Los niños menores de seis años, edad de los alumnos de Rodríguez en Rioseco, no están obligados a llevar mascarilla, aunque eso no significa que no se hayan adoptado ciertas medidas de seguridad. Por ejemplo, el lavado de manos, el uso del gel hidroalcohólico y el establecimiento de los grupos de convivencia estable o burbuja, es decir, alumnos y profesores que solo están en contacto entre ellos y no pueden mezclarse con el resto de docentes y estudiantes. Y ese es el germen de la segunda lección aprendida por esta profesora: la capacidad de adaptación de los pequeños es mucho más amplia que lo que muchos adultos creen. Quizá porque, a su corta edad, han asimilado esta extraña situación como algo normal. «Es muy sorprendente ver cómo niños de Infantil, es decir, de tres a seis años, han incorporado a su vida todas las rutinas de limpieza e higiene, y todas las restricciones», señala la docente.

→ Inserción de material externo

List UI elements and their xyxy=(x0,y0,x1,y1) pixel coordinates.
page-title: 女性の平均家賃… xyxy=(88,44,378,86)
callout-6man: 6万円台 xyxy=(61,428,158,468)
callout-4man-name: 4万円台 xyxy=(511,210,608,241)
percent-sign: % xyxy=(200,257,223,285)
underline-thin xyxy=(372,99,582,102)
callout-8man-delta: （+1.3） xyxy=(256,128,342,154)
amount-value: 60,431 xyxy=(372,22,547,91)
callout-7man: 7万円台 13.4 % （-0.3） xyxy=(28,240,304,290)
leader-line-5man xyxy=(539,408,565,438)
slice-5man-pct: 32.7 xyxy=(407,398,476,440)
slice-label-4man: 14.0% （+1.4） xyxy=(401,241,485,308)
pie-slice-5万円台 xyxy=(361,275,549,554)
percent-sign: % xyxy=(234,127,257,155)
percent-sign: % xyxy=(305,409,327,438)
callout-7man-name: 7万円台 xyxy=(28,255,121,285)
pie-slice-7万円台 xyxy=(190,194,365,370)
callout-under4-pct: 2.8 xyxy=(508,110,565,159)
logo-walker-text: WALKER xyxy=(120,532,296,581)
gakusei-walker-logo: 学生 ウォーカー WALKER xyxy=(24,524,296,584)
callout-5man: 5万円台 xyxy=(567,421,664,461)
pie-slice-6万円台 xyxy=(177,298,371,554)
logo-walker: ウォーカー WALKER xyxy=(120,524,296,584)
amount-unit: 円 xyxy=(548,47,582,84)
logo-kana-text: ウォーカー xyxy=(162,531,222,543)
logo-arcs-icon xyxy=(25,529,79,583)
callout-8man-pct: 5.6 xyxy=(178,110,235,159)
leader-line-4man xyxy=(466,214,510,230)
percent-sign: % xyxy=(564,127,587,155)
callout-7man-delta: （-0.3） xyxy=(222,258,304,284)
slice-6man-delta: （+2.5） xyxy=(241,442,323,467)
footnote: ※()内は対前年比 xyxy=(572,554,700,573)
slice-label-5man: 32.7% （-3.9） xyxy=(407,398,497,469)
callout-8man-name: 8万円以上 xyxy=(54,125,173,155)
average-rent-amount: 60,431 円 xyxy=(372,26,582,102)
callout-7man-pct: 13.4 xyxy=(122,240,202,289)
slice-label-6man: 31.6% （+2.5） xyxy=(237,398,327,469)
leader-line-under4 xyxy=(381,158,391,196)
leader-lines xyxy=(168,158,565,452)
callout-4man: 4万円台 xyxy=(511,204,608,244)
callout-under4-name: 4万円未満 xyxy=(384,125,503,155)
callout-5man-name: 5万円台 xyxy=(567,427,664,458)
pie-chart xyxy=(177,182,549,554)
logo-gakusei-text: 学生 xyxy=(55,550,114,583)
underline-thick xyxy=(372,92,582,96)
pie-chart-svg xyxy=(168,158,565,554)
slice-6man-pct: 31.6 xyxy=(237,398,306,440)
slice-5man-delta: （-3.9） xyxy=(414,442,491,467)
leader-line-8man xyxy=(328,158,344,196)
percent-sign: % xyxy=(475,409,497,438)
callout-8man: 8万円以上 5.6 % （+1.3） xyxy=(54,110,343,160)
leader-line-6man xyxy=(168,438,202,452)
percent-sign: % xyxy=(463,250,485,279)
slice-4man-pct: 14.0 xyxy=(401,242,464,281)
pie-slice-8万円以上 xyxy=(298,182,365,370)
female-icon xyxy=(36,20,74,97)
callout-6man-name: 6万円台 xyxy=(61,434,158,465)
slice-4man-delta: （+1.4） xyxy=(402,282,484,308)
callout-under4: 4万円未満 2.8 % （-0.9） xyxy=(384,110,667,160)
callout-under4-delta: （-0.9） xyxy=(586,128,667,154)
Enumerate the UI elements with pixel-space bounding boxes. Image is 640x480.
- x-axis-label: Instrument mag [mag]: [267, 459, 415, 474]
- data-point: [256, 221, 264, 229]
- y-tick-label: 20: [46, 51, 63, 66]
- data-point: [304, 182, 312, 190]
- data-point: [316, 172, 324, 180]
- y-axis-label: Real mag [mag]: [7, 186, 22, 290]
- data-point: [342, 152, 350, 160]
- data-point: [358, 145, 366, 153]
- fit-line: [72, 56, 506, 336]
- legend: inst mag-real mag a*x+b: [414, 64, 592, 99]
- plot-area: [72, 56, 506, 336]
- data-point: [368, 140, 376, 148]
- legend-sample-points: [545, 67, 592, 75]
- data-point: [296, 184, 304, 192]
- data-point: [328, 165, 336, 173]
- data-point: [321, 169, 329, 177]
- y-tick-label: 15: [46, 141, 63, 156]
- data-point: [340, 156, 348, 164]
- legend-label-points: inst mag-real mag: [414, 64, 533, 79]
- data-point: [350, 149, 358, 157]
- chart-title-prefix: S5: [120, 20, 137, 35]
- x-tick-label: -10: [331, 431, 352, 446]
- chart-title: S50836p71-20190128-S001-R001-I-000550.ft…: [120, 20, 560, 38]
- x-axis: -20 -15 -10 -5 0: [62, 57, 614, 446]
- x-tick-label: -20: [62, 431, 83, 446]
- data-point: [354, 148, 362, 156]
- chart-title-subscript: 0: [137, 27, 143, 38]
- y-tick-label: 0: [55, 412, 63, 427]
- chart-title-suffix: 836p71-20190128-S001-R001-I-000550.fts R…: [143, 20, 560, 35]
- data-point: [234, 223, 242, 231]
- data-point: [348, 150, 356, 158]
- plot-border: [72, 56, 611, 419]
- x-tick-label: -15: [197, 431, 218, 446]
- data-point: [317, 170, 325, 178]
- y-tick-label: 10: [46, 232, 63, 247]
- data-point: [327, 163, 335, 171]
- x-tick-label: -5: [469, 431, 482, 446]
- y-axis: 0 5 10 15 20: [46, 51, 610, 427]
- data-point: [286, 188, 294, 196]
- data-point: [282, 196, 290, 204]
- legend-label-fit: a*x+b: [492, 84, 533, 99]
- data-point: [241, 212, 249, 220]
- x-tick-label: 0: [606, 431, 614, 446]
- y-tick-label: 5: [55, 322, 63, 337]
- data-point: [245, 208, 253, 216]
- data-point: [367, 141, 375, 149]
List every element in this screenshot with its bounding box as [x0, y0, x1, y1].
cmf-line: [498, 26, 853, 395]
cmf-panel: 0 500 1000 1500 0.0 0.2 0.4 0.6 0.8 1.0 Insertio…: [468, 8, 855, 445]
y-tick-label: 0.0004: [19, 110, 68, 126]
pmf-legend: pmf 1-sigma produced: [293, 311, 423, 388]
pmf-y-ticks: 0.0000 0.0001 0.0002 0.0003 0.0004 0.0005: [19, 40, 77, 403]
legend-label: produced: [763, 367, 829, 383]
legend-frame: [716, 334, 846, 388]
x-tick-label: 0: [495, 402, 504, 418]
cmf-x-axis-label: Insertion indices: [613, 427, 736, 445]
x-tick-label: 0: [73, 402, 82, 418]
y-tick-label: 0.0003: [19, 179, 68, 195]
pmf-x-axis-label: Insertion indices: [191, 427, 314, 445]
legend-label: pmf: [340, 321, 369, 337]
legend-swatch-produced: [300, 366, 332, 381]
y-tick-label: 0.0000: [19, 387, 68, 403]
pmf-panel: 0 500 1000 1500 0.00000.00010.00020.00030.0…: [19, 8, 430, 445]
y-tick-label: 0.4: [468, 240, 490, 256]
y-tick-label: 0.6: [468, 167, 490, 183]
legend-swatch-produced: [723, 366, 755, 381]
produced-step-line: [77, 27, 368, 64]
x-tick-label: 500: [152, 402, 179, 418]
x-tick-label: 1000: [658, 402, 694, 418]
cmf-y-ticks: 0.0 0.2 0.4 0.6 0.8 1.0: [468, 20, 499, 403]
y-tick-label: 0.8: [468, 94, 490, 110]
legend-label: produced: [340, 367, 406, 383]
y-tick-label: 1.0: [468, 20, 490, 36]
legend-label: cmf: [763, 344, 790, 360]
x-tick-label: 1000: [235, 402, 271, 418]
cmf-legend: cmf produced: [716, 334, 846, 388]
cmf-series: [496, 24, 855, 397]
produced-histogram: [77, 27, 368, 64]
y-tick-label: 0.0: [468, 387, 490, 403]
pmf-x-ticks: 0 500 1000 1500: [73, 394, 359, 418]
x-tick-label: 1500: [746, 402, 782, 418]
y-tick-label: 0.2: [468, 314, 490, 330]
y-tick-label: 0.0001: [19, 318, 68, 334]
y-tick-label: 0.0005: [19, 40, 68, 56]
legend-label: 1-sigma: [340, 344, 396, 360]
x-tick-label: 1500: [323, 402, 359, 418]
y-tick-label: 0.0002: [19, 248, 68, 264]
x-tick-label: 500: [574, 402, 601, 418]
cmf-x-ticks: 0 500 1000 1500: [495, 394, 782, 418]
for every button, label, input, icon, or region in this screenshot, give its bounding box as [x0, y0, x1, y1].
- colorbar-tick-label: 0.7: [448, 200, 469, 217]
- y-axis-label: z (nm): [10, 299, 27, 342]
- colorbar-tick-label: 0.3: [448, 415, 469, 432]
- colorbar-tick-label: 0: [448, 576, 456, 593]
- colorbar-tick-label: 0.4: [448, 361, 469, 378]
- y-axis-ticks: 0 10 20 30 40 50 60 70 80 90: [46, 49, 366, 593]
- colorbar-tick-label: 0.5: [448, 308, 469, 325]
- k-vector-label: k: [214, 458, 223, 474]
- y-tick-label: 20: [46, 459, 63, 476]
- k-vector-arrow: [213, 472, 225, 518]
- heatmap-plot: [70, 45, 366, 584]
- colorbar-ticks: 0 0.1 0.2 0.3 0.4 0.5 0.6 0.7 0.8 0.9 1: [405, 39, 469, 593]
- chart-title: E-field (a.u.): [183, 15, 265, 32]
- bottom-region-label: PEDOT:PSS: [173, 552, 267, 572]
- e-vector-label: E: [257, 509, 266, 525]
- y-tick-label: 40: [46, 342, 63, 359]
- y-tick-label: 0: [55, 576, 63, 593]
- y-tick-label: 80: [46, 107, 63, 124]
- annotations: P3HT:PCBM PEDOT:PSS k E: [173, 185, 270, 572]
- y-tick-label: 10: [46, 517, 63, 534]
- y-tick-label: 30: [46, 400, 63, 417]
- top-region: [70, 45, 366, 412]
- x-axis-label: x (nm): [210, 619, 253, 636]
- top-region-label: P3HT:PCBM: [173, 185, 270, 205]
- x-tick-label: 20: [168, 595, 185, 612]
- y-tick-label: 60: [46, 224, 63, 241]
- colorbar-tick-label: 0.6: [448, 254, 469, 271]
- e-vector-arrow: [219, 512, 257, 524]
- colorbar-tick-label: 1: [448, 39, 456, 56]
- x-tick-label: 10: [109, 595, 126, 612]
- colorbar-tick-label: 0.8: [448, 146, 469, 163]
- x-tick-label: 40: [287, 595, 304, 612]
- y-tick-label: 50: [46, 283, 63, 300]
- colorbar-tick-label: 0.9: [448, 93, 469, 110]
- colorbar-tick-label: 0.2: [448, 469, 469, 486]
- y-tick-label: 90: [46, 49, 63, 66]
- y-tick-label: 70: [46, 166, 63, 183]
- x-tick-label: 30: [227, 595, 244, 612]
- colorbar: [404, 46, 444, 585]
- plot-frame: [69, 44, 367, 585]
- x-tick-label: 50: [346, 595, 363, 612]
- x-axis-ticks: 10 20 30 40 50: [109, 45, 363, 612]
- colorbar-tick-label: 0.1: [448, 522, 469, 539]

Han sido doce meses de duro trabajo no siempre reconocido socialmente. O al menos no al nivel de otras profesiones, como la de los sanitarios y las Fuerzas y Cuerpos de Seguridad del Estado. Aunque Rodríguez reconoce que las familias de sus alumnos sí que valoran su trabajo. «Muchos padres se sorprenden por cómo entendemos a sus hijos y algunos me han escrito para decirme que la cara de los niños y el brillo de sus ojos cambia cuando ven un vídeo de la maestra, y que se quedan pegados al ordenador mirando», dice. «También admiran cómo captas su atención, cómo transmites tanto cariño y cómo consigues que se sientan acompañados», señala.
Es el fruto de casi 20 años de profesión y de mucho trabajo, especialmente en los últimos doce meses, en los que ha habido que revisar todos los métodos docentes. «El reto de la autoformación en herramientas como las Tecnologías de la Información y la Comunicación (TIC) ha sido evidente», asevera Rodríguez.
Los docentes han tenido que aprender a manejarse con la plataforma TEAMS, un programa de Microsoft que sirve para crear un aula en remoto. Pero lo más complejo fue conseguir que las familias también utilizasen este programa, puesto que el conocimiento informático de muchas de ellas es limitado. «La labor tutorial que hemos hecho durante la pandemia ha sido fundamental», dice.
Y no solo en cuestiones técnicas. El acompañamiento en el aspecto humano ha sido igual de importante. «Para ellos también eran desconocidas todas las fases por las que estaban atravesando sus hijos, no entendían ciertos miedos o, por ejemplo, por qué soñaban con virus y bacterias», añade. Además, los profesores han tenido que explicar el sentido pedagógico de las actividades que había que hacer en casa.
La lectura positiva de esta experiencia es que los niños habrán mejorado su capacidad de adaptación a situaciones nuevas, los profesores habrán fortalecido sus aptitudes y métodos docentes y los padres habrán sido partícipes, de una forma más directa, de la transmisión de conocimientos a sus hijos.